L’indomani, una serie di coincidenze ha voluto che fossi, stranamente, del tutto libero.
Mentre quella grandissima stronza dell’estate, appena cominciata, mi stava già togliendo dal piatto un cucchiaino di luce, mentre si divertiva sadicamente a depistarci tutti con grandinate e nubifragi, boicottando quella che doveva essere la mia prima giornata di mare, ne ho approfittato per fare la casalinga in calore, cominciando dal mettere in una busta della spazzatura almeno tre paia di scarpe rotte, infradito compresi. Me ne comprerò un altro pario, camminerò scalzo, userò scarpe chiuse e fantasmini? Ancora non lo so ma, ad ogni modo, una di queste tre ipotesi diventerà per forza realtà.

Evitando di chiedere a me stesso da quanto tempo non lo facessi, ho pulito il balcone, strappato foglie secche, tagliato ramoscelli di rampicante con radici sventolanti fuoriuscite dal vaso, grattato con la spugna grumi di terra incollati alle piastrelle.
Mi sono rammaricato per la rosa del deserto, che anche quest’anno non è riuscita a fiorire. Nè io nè lei siamo stati capaci di difenderla dai parassiti che amano nutrirsi dei suoi boccioli. Non riesce a entrare nel girotondo invisibile, mi sono detto. Sia che non voglia coscientemente, e sia che pensi di non essere all’altezza, non posso costringerla, mi sono detto.




Allenato dalla vita a vedere sempre con facilità quello che manca e mai quello che c’è, mi stavo gingillando addolorandomi per lei e con lei, senza perdere l’occasione per maledire ed accusare il giardiniere fallito che è in me.

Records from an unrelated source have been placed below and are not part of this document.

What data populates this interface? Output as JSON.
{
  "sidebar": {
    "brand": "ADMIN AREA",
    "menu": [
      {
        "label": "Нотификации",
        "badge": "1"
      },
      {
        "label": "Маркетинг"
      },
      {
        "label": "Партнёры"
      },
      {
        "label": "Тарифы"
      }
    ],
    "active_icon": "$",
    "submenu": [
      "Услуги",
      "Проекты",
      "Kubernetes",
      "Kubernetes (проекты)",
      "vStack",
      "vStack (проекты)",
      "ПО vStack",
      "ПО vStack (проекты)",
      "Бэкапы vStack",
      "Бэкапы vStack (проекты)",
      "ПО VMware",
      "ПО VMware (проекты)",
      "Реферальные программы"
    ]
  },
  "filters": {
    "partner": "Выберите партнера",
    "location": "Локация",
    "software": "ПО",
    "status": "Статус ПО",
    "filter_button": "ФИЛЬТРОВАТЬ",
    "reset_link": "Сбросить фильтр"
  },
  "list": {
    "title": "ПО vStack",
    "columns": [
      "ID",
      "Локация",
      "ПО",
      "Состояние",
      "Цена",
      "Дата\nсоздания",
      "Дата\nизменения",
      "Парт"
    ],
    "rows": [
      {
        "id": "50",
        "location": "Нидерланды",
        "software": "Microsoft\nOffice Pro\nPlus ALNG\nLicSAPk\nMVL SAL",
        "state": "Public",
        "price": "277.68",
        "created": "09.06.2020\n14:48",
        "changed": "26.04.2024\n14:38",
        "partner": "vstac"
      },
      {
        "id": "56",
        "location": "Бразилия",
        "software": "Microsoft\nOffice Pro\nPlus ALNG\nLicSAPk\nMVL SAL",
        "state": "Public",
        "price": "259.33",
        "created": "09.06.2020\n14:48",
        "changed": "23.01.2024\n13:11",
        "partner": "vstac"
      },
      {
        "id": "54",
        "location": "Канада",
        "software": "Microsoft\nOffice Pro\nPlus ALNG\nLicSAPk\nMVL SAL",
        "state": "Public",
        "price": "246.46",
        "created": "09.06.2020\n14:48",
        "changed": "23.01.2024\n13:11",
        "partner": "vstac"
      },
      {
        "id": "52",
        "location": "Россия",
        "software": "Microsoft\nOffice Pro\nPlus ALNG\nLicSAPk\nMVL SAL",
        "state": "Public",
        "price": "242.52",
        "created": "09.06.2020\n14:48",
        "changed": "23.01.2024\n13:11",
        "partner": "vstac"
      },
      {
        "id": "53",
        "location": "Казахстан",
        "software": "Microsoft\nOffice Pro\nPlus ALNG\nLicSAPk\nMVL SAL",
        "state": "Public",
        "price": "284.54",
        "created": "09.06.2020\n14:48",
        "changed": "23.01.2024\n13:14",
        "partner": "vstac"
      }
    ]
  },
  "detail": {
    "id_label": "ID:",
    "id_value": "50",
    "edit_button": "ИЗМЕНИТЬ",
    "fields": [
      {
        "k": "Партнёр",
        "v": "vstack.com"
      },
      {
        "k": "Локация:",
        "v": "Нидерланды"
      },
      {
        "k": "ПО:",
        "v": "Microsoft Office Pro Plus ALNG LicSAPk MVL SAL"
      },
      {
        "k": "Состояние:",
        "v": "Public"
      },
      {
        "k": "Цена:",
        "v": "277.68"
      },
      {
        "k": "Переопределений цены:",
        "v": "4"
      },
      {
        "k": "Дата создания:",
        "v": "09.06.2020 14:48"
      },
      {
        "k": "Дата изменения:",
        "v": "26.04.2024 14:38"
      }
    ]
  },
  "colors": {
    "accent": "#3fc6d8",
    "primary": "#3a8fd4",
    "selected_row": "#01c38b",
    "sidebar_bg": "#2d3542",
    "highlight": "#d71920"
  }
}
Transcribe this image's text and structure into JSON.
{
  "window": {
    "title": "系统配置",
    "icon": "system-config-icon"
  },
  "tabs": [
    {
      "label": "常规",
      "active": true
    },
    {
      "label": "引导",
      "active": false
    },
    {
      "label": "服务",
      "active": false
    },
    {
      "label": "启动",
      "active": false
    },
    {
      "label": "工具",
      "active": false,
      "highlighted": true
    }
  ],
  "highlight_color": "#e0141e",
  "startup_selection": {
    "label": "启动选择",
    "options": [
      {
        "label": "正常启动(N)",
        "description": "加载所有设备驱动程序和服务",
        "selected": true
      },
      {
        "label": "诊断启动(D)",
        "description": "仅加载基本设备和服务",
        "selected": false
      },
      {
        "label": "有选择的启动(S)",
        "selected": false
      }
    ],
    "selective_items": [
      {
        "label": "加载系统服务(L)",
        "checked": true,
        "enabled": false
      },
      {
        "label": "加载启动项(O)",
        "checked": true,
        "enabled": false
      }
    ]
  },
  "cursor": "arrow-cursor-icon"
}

E mentre, per inerzia, facevo qualcosa che ci viene benissimo ormai in automatico, senza sforzo, ho quasi rischiato di non accorgermi che, a differenza dell’ingombrante rosa del deserto che monopolizza il balcone ostentando pateticamente il suo dolore, qualcuno, in un angolo, vicino alla ringhiera e nascosto da piante più alte, aveva compiuto in silenzio un gesto importante, forse un rituale di rinascita in occasione del solstizio di quella grandissima stronza dell’estate.
Era il piccolo cactus, diventato papà di due gemelli.